Poi Pierluigi aggiunge: “Influenzare la ricerca non è una cosa che puoi fare realmente, a meno di cercare insistentemente la stessa cosa per giorni e portare i cookies a memorizzare questa informazione. In ogni caso verranno privilegiati prima i prodotti dei siti che hai già visitato o su cui sei in qualche modo registrata, però nessuno di loro potrà mai effettivamente conoscere il momento in cui tu effettui l’acquisto e quindi, quando quella proposta pubblicitaria diventa inefficace. Questa è un’informazione che solo tu e il canale di e-commerce a cui ti sei affidata conosce ed è una delle strade che si stanno percorrendo per affinare questo meccanismo”.
Cioè? Cosa cambierà?
Pierluigi risponde: “Tra qualche anno la pubblicità online sarà meno generalista e più legata all’interazione che un individuo ha avuto con un particolare fornitore.

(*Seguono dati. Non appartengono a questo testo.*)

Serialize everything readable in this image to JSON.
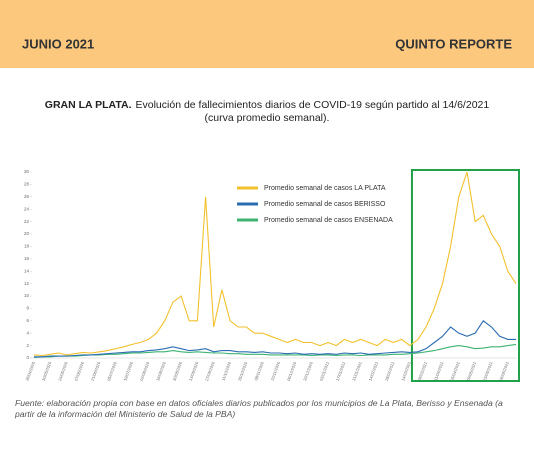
{
  "header": {
    "left": "JUNIO 2021",
    "right": "QUINTO REPORTE"
  },
  "chart_data": {
    "type": "line",
    "title_prefix": "GRAN LA PLATA.",
    "title": "Evolución de fallecimientos diarios de COVID-19 según partido al 14/6/2021",
    "subtitle": "(curva promedio semanal).",
    "categories": [
      "26/04/2020",
      null,
      "10/05/2020",
      null,
      "24/05/2020",
      null,
      "07/06/2020",
      null,
      "21/06/2020",
      null,
      "05/07/2020",
      null,
      "19/07/2020",
      null,
      "02/08/2020",
      null,
      "16/08/2020",
      null,
      "30/08/2020",
      null,
      "13/09/2020",
      null,
      "27/09/2020",
      null,
      "11/10/2020",
      null,
      "25/10/2020",
      null,
      "08/11/2020",
      null,
      "22/11/2020",
      null,
      "06/12/2020",
      null,
      "20/12/2020",
      null,
      "03/01/2021",
      null,
      "17/01/2021",
      null,
      "31/01/2021",
      null,
      "14/02/2021",
      null,
      "28/02/2021",
      null,
      "14/03/2021",
      null,
      "28/03/2021",
      null,
      "11/04/2021",
      null,
      "25/04/2021",
      null,
      "09/05/2021",
      null,
      "23/05/2021",
      null,
      "06/06/2021",
      null
    ],
    "series": [
      {
        "name": "Promedio semanal de casos LA PLATA",
        "color": "#f2c12e",
        "values": [
          0.5,
          0.4,
          0.6,
          0.8,
          0.5,
          0.7,
          0.9,
          0.8,
          1,
          1.2,
          1.5,
          1.8,
          2.2,
          2.5,
          3,
          4,
          6,
          9,
          10,
          6,
          6,
          26,
          5,
          11,
          6,
          5,
          5,
          4,
          4,
          3.5,
          3,
          2.5,
          3,
          2.5,
          2.5,
          2,
          2.5,
          2,
          3,
          2.5,
          3,
          2.5,
          2,
          3,
          2.5,
          3,
          2,
          3,
          5,
          8,
          12,
          18,
          26,
          30,
          22,
          23,
          20,
          18,
          14,
          12
        ]
      },
      {
        "name": "Promedio semanal de casos BERISSO",
        "color": "#2b6cb0",
        "values": [
          0.2,
          0.2,
          0.3,
          0.3,
          0.3,
          0.4,
          0.5,
          0.5,
          0.6,
          0.7,
          0.8,
          0.9,
          1,
          1,
          1.2,
          1.3,
          1.5,
          1.8,
          1.5,
          1.2,
          1.3,
          1.5,
          1,
          1.2,
          1.2,
          1,
          1,
          0.9,
          1,
          0.8,
          0.8,
          0.7,
          0.8,
          0.6,
          0.7,
          0.6,
          0.7,
          0.6,
          0.8,
          0.7,
          0.8,
          0.6,
          0.7,
          0.8,
          0.9,
          1,
          0.9,
          1,
          1.5,
          2.5,
          3.5,
          5,
          4,
          3.5,
          4,
          6,
          5,
          3.5,
          3,
          3
        ]
      },
      {
        "name": "Promedio semanal de casos ENSENADA",
        "color": "#3cb371",
        "values": [
          0.1,
          0.2,
          0.2,
          0.3,
          0.3,
          0.3,
          0.4,
          0.5,
          0.5,
          0.6,
          0.6,
          0.7,
          0.8,
          0.8,
          0.9,
          1,
          1,
          1.2,
          1,
          0.9,
          1,
          0.9,
          0.8,
          0.8,
          0.7,
          0.7,
          0.6,
          0.6,
          0.6,
          0.5,
          0.5,
          0.5,
          0.5,
          0.5,
          0.4,
          0.5,
          0.5,
          0.4,
          0.5,
          0.5,
          0.4,
          0.5,
          0.5,
          0.5,
          0.6,
          0.6,
          0.7,
          0.8,
          1,
          1.2,
          1.5,
          1.8,
          2,
          1.8,
          1.5,
          1.6,
          1.8,
          1.8,
          2,
          2.2
        ]
      }
    ],
    "ylim": [
      0,
      30
    ],
    "yticks": [
      0,
      2,
      4,
      6,
      8,
      10,
      12,
      14,
      16,
      18,
      20,
      22,
      24,
      26,
      28,
      30
    ],
    "grid": false
  },
  "footer": "Fuente: elaboración propia con base en datos oficiales diarios publicados por los municipios de La Plata, Berisso y Ensenada (a partir de la información del Ministerio de Salud de la PBA)"
}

È un momento di forte cambiamento, dovuto anche a ciò che il legislatore detterà in materia di privacy ed è facile immaginare che sul mercato resteranno solo grossi player, mentre i siti visitati con maggiore frequenza si specializzeranno in offerte e proposte sempre più legate agli interessi della persona”.
In conclusione non ho sviluppato nessun potere magico, ma il forno funziona alla perfezione.